Tesi subito smentita dal questore di Asti, (come dicevo prima) che dice che non ci sono stati segni di colluttazione, nè tantomeno tracce di bottiglie rotte, sassi o quant'altro. E testimonianza smerdata anche dal presidente del Parma, Ghirardi, che conferma la teoria del questore, aggiungendo poi che erano presenti parecchi pensionati tra le file dei temibilii "hooligans" del Parma.
Ciò nonostante, la pseudo-inviata all'autogrill di quella specie di tg che vorrebbe essere Studio Aperto millanta la sua versione, quella dell'assalto dei parmigiani al pullmann gobbo, quale versione ufficiale riguardo all'accaduto, arrogandosi il diritto di smentire quella del questore.
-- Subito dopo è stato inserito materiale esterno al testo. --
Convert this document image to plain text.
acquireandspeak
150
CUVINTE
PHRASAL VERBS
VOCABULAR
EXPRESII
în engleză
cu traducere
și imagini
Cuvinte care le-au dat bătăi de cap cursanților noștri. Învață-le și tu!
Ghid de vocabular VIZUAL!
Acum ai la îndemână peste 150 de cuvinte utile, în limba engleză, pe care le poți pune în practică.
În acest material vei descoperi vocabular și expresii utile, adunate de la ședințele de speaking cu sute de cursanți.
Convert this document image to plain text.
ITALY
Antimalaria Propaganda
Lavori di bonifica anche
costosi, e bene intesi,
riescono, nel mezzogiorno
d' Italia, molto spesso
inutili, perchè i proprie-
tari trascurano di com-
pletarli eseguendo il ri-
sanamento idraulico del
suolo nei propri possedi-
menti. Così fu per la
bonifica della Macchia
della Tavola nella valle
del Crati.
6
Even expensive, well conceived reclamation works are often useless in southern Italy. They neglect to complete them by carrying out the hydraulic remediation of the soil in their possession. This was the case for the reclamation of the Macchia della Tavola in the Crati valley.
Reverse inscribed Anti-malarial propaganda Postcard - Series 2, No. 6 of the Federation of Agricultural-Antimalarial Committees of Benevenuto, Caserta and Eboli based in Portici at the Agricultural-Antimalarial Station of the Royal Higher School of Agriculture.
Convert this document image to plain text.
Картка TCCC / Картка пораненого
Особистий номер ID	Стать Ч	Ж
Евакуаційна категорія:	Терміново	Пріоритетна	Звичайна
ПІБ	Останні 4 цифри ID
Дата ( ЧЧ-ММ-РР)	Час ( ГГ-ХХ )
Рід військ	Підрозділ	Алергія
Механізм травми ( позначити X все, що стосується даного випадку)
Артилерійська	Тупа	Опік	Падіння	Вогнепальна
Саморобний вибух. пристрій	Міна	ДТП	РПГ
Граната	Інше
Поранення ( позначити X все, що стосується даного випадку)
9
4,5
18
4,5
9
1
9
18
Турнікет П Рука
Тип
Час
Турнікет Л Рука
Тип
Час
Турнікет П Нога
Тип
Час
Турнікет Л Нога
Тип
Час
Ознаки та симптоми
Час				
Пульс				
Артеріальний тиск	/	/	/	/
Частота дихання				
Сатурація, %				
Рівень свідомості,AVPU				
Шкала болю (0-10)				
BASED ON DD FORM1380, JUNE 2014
Ma ci rendiamo conto? a che punto siamo arrivati?
E forte di questa versione, Liguori (ma lo sappiamo, si è formato in Lotta Continua, perciò è avvezzo alla menzogna), supportato da Piccinini con la solita faccia di circostanza, reclama il provvedimento del divieto delle trasferte da attuare in maniera dura e definitiva, cioè con i tifosi che non possono muoversi per andare in trasferta in nessun caso, per scongiurare la piaga del tifo violento. Siamo al rincoglionimento più totale.
E sono incazzato perchè questi esserini, indegni anche di far solo parte del genere umano, non solo tentano di infangare la morte di un ragazzo, tentando di costruire una storia inverosimile attorno solo perchè la vittima era un tifoso, e, dunque, come tale da eliminare. Ma anche perchè lo fanno attraverso i mezzi di comunicazione, che dovrebbero essere i più obiettivi possibili, tentando magari di evitare pareri a cazzate varie.
E invece no.
Siete delle merde, giornalisti del cazzo. Nemmeno la morte sapete rispettare.